ANNO 16 n° 166
Gioco, i numeri pił recenti nel Viterbese
22/05/2026 - 01:46

Il gioco d’azzardo è tra i settori economici più in crescita del nostro Paese, con un balzo che coinvolge anche le province del Lazio e in particolare il viterbese. Nel 2025 i dati locali descrivono una provincia sempre più legata al gioco, sia in forma fisica sia online. Il Viterbese emerge come territorio con numeri che raccontano abitudini di consumo, preferenze tecniche e nuove tendenze che si stanno consolidando anche nel 2026. Scopriamo i dati più recenti.

Gioco fisico nel viterbese

Il Viterbese incide in modo significativo sul comparto fisico regionale. Nel 2025, in tutta la provincia della Tuscia le giocate tramite slot, videolottery, tabaccherie, bar e sale dedicate hanno superato i 730 milioni di euro messi in gioco, con una crescita percentuale rispetto all’anno precedente che riflette la continua centralità di questi canali. Nel Lazio il dato sale a 17,4 miliardi complessivi, con un aumento di circa il 4,6% rispetto al 2024, a conferma che il gioco fisico resta uno dei pilastri del settore. Nella Tuscia il peso delle scommesse sportive e delle lotterie istantanee si intreccia in modo forte con l’offerta di slot machine e videolottery, distribuite in bar, esercizi pubblici e punti vendita autorizzati. Parallelamente, la Regione Lazio ha avviato un piano triennale 2025‑2027 contro il gioco d’azzardo patologico, con oltre 29 milioni di euro stanziati per prevenzione, presa in carico e percorsi terapeutici, misure che investono anche i servizi della provincia viterbese.

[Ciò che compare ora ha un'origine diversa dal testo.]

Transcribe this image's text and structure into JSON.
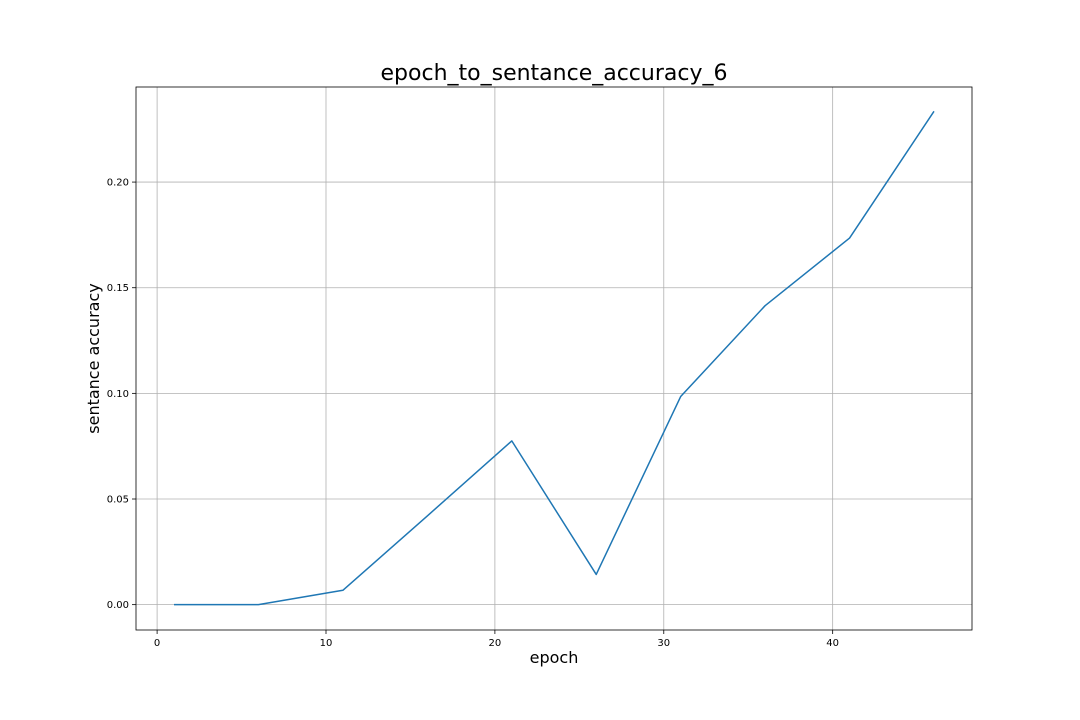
{
  "chart_data": {
    "type": "line",
    "title": "epoch_to_sentance_accuracy_6",
    "xlabel": "epoch",
    "ylabel": "sentance accuracy",
    "xlim": [
      -1.25,
      48.25
    ],
    "ylim": [
      -0.012,
      0.245
    ],
    "xticks": [
      0,
      10,
      20,
      30,
      40
    ],
    "xtick_labels": [
      "0",
      "10",
      "20",
      "30",
      "40"
    ],
    "yticks": [
      0.0,
      0.05,
      0.1,
      0.15,
      0.2
    ],
    "ytick_labels": [
      "0.00",
      "0.05",
      "0.10",
      "0.15",
      "0.20"
    ],
    "grid": true,
    "series": [
      {
        "color": "#1f77b4",
        "x": [
          1,
          6,
          11,
          16,
          21,
          26,
          31,
          36,
          41,
          46
        ],
        "y": [
          0.0,
          0.0,
          0.0068,
          0.042,
          0.0775,
          0.0143,
          0.0985,
          0.1415,
          0.1735,
          0.2335
        ]
      }
    ]
  }
}
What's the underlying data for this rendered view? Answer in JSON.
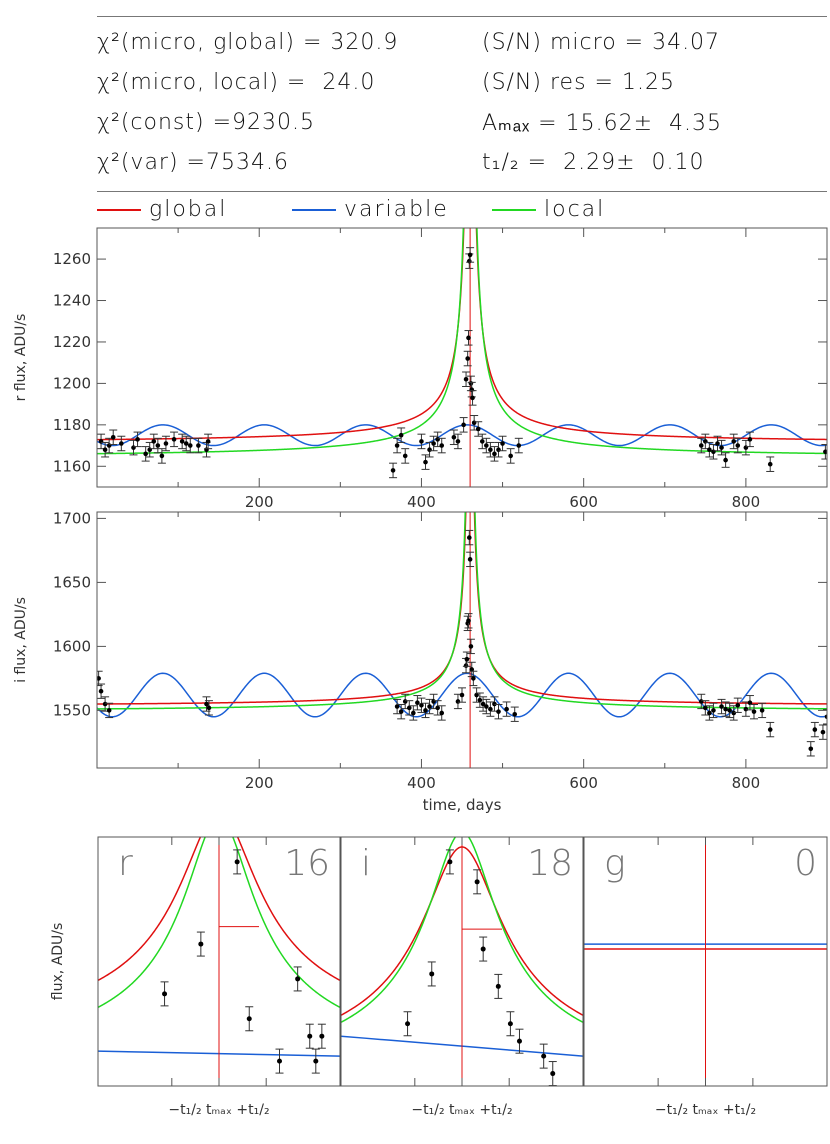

Gioco online nel Viterbese

Il gioco online mostra tassi di crescita più marcati sia a livello nazionale sia provinciale. In Italia, nel 2025 il gioco online ha superato i 100 miliardi di euro di giocata, su un totale di oltre 165 miliardi complessivi per il gioco d’azzardo. A Viterbo e in provincia, la diffusione delle app di svago e dei portali di gioco ha trasformato lo smartphone in uno dei principali “punti di raccolta” del gioco digitale. La sicurezza e la legalità rappresentano un fattore chiave: la scelta di operatori riconosciuti dall’Agenzia Dogane e Monopoli (ADM) è oggi considerata un punto di riferimento per i giocatori. La sicurezza è garantita anche da liste comparative sul tema, come quella dei casinò online suggeriti da Gazzetta.it, che consente di avere informazioni solo su portali riconosciuti da ADM e legalmente operanti sul territorio italiano. Queste vetrine permettono di confrontare bonus, requisiti di wagering, tempi di erogazione dei premi e misure di protezione del giocatore, aiutando a orientarsi in un mercato online sempre più affollato ma anche più controllato.

Trend e previsioni per il 2026

A livello nazionale, il gioco online continua a spingere la crescita del settore, grazie a un’offerta più varia, tempi di accesso sempre più brevi e un’esperienza di gioco sempre più “mobile‑first”. La provincia viterbese segue la rotta del Lazio, con un aumento delle sessioni di gioco digitale, soprattutto tra le fasce di età medio‑giovani. Sul fronte del gioco fisico, la crescita appare più contenuta ma non arrestata: la Regione Lazio punta a ridurre la pressione da slot e videolottery tramite limitazioni territoriali, orari di esercizio e campagne di informazione. I servizi per il gioco d’azzardo patologico nella provincia di Viterbo segnalano ormai decine di persone in cura, a sottolineare che la crescita economica del settore convive con una richiesta crescente di percorsi di presa in carico e supporto psicoterapeutico Gli esperti prevedono un’ulteriore polarizzazione: il gioco fisico resterà significativo, mentre il digitale continuerà a guadagnare quote Il viterbese è a metà tra la tradizione del gioco “alla vecchia maniera” e un’evidente tendenza al gaming digitale, con un numero di giocate che resterà alto, ma da accompagnare con azioni di monitoraggio dei dati, anche con servizi di aggiornamenti sui canali online, regole più chiare e percorsi di tutela più diffusi.